Why is data collection so important?
Because there are not many large pediatric studies available about how to deal with autoimmune hepatitis. To date, most research in this area points to adult populations and only single center reports.

What types of information do you want to track?
Because this involves an autoimmune related problem, there are certain serum markers—blood work that we follow so we can classify the type of disease. This disease has two types and depending on the type patients may respond better to treatment or may have fewer complications. That’s the kind of thing that we want to better understand as well as track how patients progress over time; how many patients needed a transplant; what kind of treatments they used and dosages; and so on. Bottom line, we’re looking for better outcomes for kids.

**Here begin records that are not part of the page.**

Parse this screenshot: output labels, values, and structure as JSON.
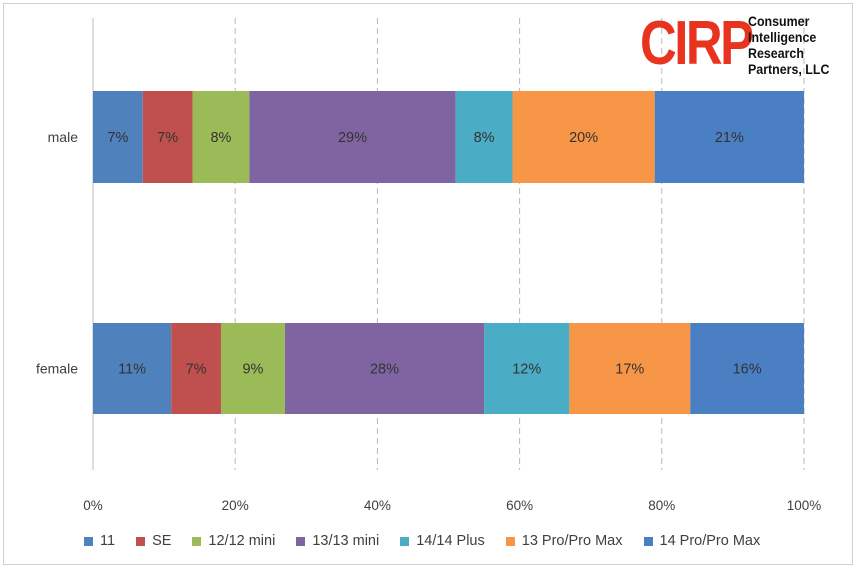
{
  "logo": {
    "mark": "CIRP",
    "text_lines": [
      "Consumer",
      "Intelligence",
      "Research",
      "Partners, LLC"
    ]
  },
  "chart_data": {
    "type": "bar",
    "orientation": "horizontal",
    "stacked": "percent",
    "categories": [
      "male",
      "female"
    ],
    "x_ticks": [
      "0%",
      "20%",
      "40%",
      "60%",
      "80%",
      "100%"
    ],
    "xlim": [
      0,
      100
    ],
    "grid": "vertical dashed",
    "legend_position": "bottom",
    "series": [
      {
        "name": "11",
        "color": "#4f81bd",
        "values": [
          7,
          11
        ],
        "labels": [
          "7%",
          "11%"
        ]
      },
      {
        "name": "SE",
        "color": "#c0504d",
        "values": [
          7,
          7
        ],
        "labels": [
          "7%",
          "7%"
        ]
      },
      {
        "name": "12/12 mini",
        "color": "#9bbb59",
        "values": [
          8,
          9
        ],
        "labels": [
          "8%",
          "9%"
        ]
      },
      {
        "name": "13/13 mini",
        "color": "#8064a2",
        "values": [
          29,
          28
        ],
        "labels": [
          "29%",
          "28%"
        ]
      },
      {
        "name": "14/14 Plus",
        "color": "#4bacc6",
        "values": [
          8,
          12
        ],
        "labels": [
          "8%",
          "12%"
        ]
      },
      {
        "name": "13 Pro/Pro Max",
        "color": "#f79646",
        "values": [
          20,
          17
        ],
        "labels": [
          "20%",
          "17%"
        ]
      },
      {
        "name": "14 Pro/Pro Max",
        "color": "#4a7fc4",
        "values": [
          21,
          16
        ],
        "labels": [
          "21%",
          "16%"
        ]
      }
    ]
  }
}
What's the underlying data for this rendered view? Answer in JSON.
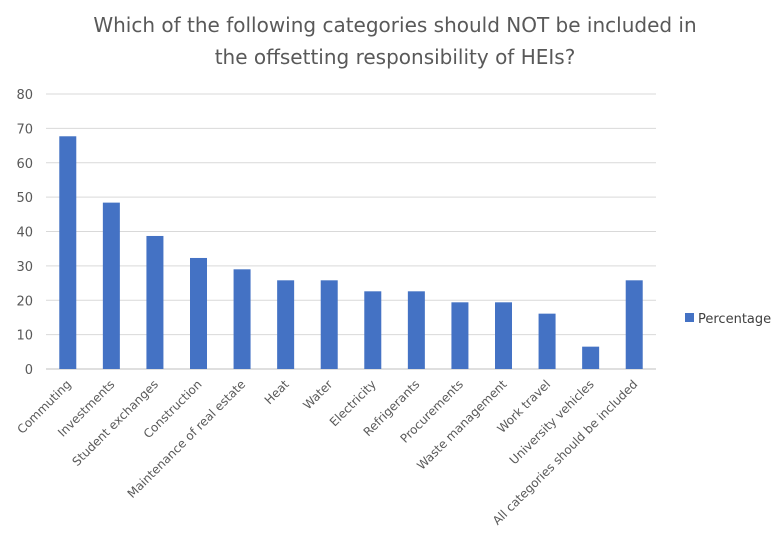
{
  "chart_data": {
    "type": "bar",
    "title_lines": [
      "Which of the following categories should NOT be included in",
      "the offsetting responsibility of HEIs?"
    ],
    "categories": [
      "Commuting",
      "Investments",
      "Student exchanges",
      "Construction",
      "Maintenance of real estate",
      "Heat",
      "Water",
      "Electricity",
      "Refrigerants",
      "Procurements",
      "Waste management",
      "Work travel",
      "University vehicles",
      "All categories should be included"
    ],
    "series": [
      {
        "name": "Percentage",
        "values": [
          67.7,
          48.4,
          38.7,
          32.3,
          29.0,
          25.8,
          25.8,
          22.6,
          22.6,
          19.4,
          19.4,
          16.1,
          6.5,
          25.8
        ]
      }
    ],
    "ylim": [
      0,
      80
    ],
    "yticks": [
      "0",
      "10",
      "20",
      "30",
      "40",
      "50",
      "60",
      "70",
      "80"
    ],
    "grid": true,
    "legend_position": "right",
    "bar_color": "#4472c4"
  }
}
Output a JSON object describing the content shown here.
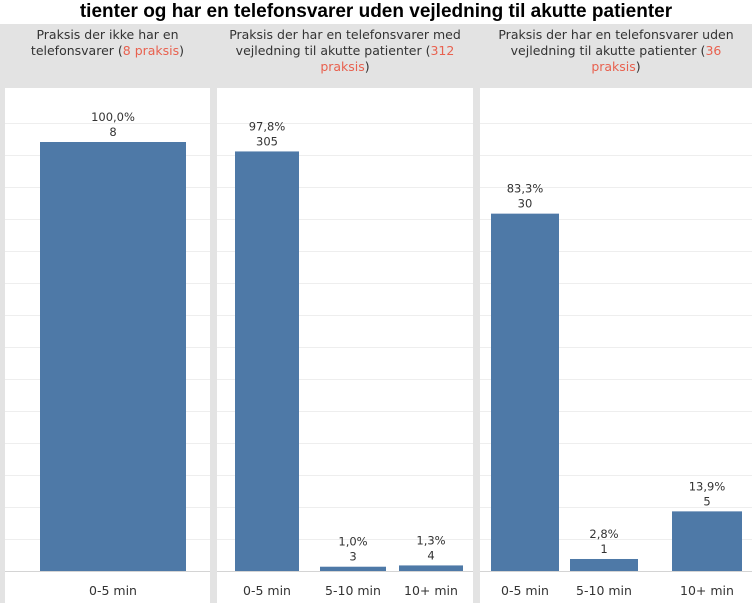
{
  "page": {
    "title_fragment": "tienter og har en telefonsvarer uden vejledning til akutte patienter"
  },
  "colors": {
    "bar": "#4e79a7",
    "highlight": "#e8614f",
    "header_bg": "#e3e3e3",
    "grid": "#eeeeee"
  },
  "chart_data": [
    {
      "type": "bar",
      "header_prefix": "Praksis der ikke har en telefonsvarer (",
      "header_count": "8 praksis",
      "header_suffix": ")",
      "categories": [
        "0-5 min"
      ],
      "values": [
        8
      ],
      "percents": [
        "100,0%"
      ],
      "share": [
        100.0
      ],
      "value_labels": [
        "8"
      ]
    },
    {
      "type": "bar",
      "header_prefix": "Praksis der har en telefonsvarer med vejledning til akutte patienter (",
      "header_count": "312 praksis",
      "header_suffix": ")",
      "categories": [
        "0-5 min",
        "5-10 min",
        "10+ min"
      ],
      "values": [
        305,
        3,
        4
      ],
      "percents": [
        "97,8%",
        "1,0%",
        "1,3%"
      ],
      "share": [
        97.8,
        1.0,
        1.3
      ],
      "value_labels": [
        "305",
        "3",
        "4"
      ]
    },
    {
      "type": "bar",
      "header_prefix": "Praksis der har en telefonsvarer uden vejledning til akutte patienter (",
      "header_count": "36 praksis",
      "header_suffix": ")",
      "categories": [
        "0-5 min",
        "5-10 min",
        "10+ min"
      ],
      "values": [
        30,
        1,
        5
      ],
      "percents": [
        "83,3%",
        "2,8%",
        "13,9%"
      ],
      "share": [
        83.3,
        2.8,
        13.9
      ],
      "value_labels": [
        "30",
        "1",
        "5"
      ]
    }
  ]
}
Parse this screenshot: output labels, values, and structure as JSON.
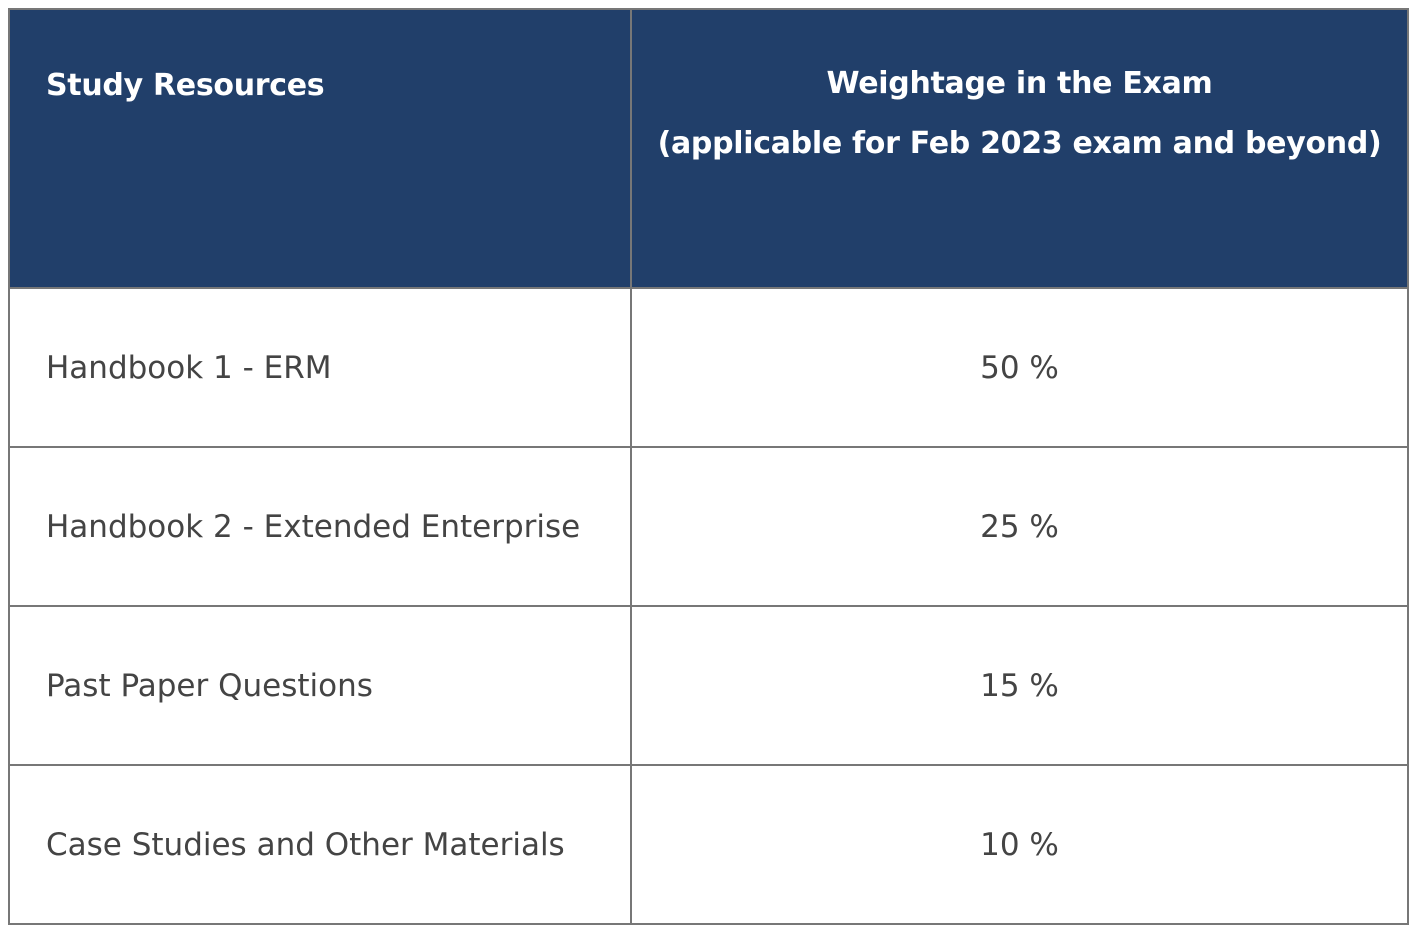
{
  "table": {
    "header": {
      "resource_label": "Study Resources",
      "weight_label_line1": "Weightage in the Exam",
      "weight_label_line2": "(applicable for Feb 2023 exam and beyond)"
    },
    "rows": [
      {
        "resource": "Handbook 1 - ERM",
        "weight": "50 %"
      },
      {
        "resource": "Handbook 2 - Extended Enterprise",
        "weight": "25 %"
      },
      {
        "resource": "Past Paper Questions",
        "weight": "15 %"
      },
      {
        "resource": "Case Studies and Other Materials",
        "weight": "10 %"
      }
    ]
  },
  "colors": {
    "header_background": "#213f6a",
    "header_text": "#ffffff",
    "body_text": "#444444",
    "border": "#777777"
  }
}
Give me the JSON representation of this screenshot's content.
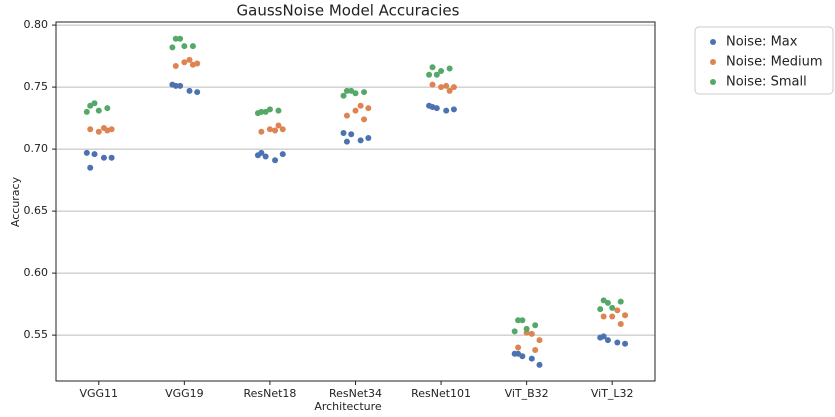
{
  "chart_data": {
    "type": "strip",
    "title": "GaussNoise Model Accuracies",
    "xlabel": "Architecture",
    "ylabel": "Accuracy",
    "categories": [
      "VGG11",
      "VGG19",
      "ResNet18",
      "ResNet34",
      "ResNet101",
      "ViT_B32",
      "ViT_L32"
    ],
    "series": [
      {
        "name": "Noise: Max",
        "color": "#4c72b0",
        "values": [
          [
            0.697,
            0.696,
            0.693,
            0.693,
            0.685
          ],
          [
            0.752,
            0.751,
            0.747,
            0.746,
            0.751
          ],
          [
            0.695,
            0.694,
            0.691,
            0.696,
            0.697
          ],
          [
            0.713,
            0.712,
            0.707,
            0.709,
            0.706
          ],
          [
            0.735,
            0.733,
            0.731,
            0.732,
            0.734
          ],
          [
            0.535,
            0.533,
            0.531,
            0.526,
            0.535
          ],
          [
            0.548,
            0.546,
            0.544,
            0.543,
            0.549
          ]
        ]
      },
      {
        "name": "Noise: Medium",
        "color": "#dd8452",
        "values": [
          [
            0.717,
            0.716,
            0.716,
            0.715,
            0.714
          ],
          [
            0.772,
            0.769,
            0.767,
            0.768,
            0.77
          ],
          [
            0.715,
            0.716,
            0.714,
            0.719,
            0.716
          ],
          [
            0.735,
            0.733,
            0.727,
            0.724,
            0.731
          ],
          [
            0.751,
            0.75,
            0.752,
            0.747,
            0.75
          ],
          [
            0.551,
            0.546,
            0.54,
            0.538,
            0.552
          ],
          [
            0.57,
            0.566,
            0.565,
            0.559,
            0.565
          ]
        ]
      },
      {
        "name": "Noise: Small",
        "color": "#55a868",
        "values": [
          [
            0.735,
            0.733,
            0.731,
            0.73,
            0.737
          ],
          [
            0.789,
            0.783,
            0.783,
            0.782,
            0.789
          ],
          [
            0.73,
            0.731,
            0.732,
            0.729,
            0.73
          ],
          [
            0.747,
            0.746,
            0.745,
            0.743,
            0.747
          ],
          [
            0.766,
            0.765,
            0.763,
            0.76,
            0.76
          ],
          [
            0.562,
            0.558,
            0.555,
            0.553,
            0.562
          ],
          [
            0.578,
            0.577,
            0.572,
            0.571,
            0.576
          ]
        ]
      }
    ],
    "ylim": [
      0.513,
      0.8025
    ],
    "yticks": [
      {
        "value": 0.55,
        "label": "0.55"
      },
      {
        "value": 0.6,
        "label": "0.60"
      },
      {
        "value": 0.65,
        "label": "0.65"
      },
      {
        "value": 0.7,
        "label": "0.70"
      },
      {
        "value": 0.75,
        "label": "0.75"
      },
      {
        "value": 0.8,
        "label": "0.80"
      }
    ],
    "grid": true,
    "legend": "outside-upper-right"
  }
}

Have you made any early discoveries with the data?
It’s a descriptive study. It’s not like we’re going to “discover” something, but for example it is interesting that one of the things we’ve learned is that not everyone in Canada treats children the same way. So,with these analyses we could promote standard treatment based on better outcomes.

Does CHEO own the content database?
Yes, but any site that contributed their data also has access privileges so they can analyze the data in their own way. I’m always thinking of new and unique ways to partner with my colleagues in Canada and internationally also.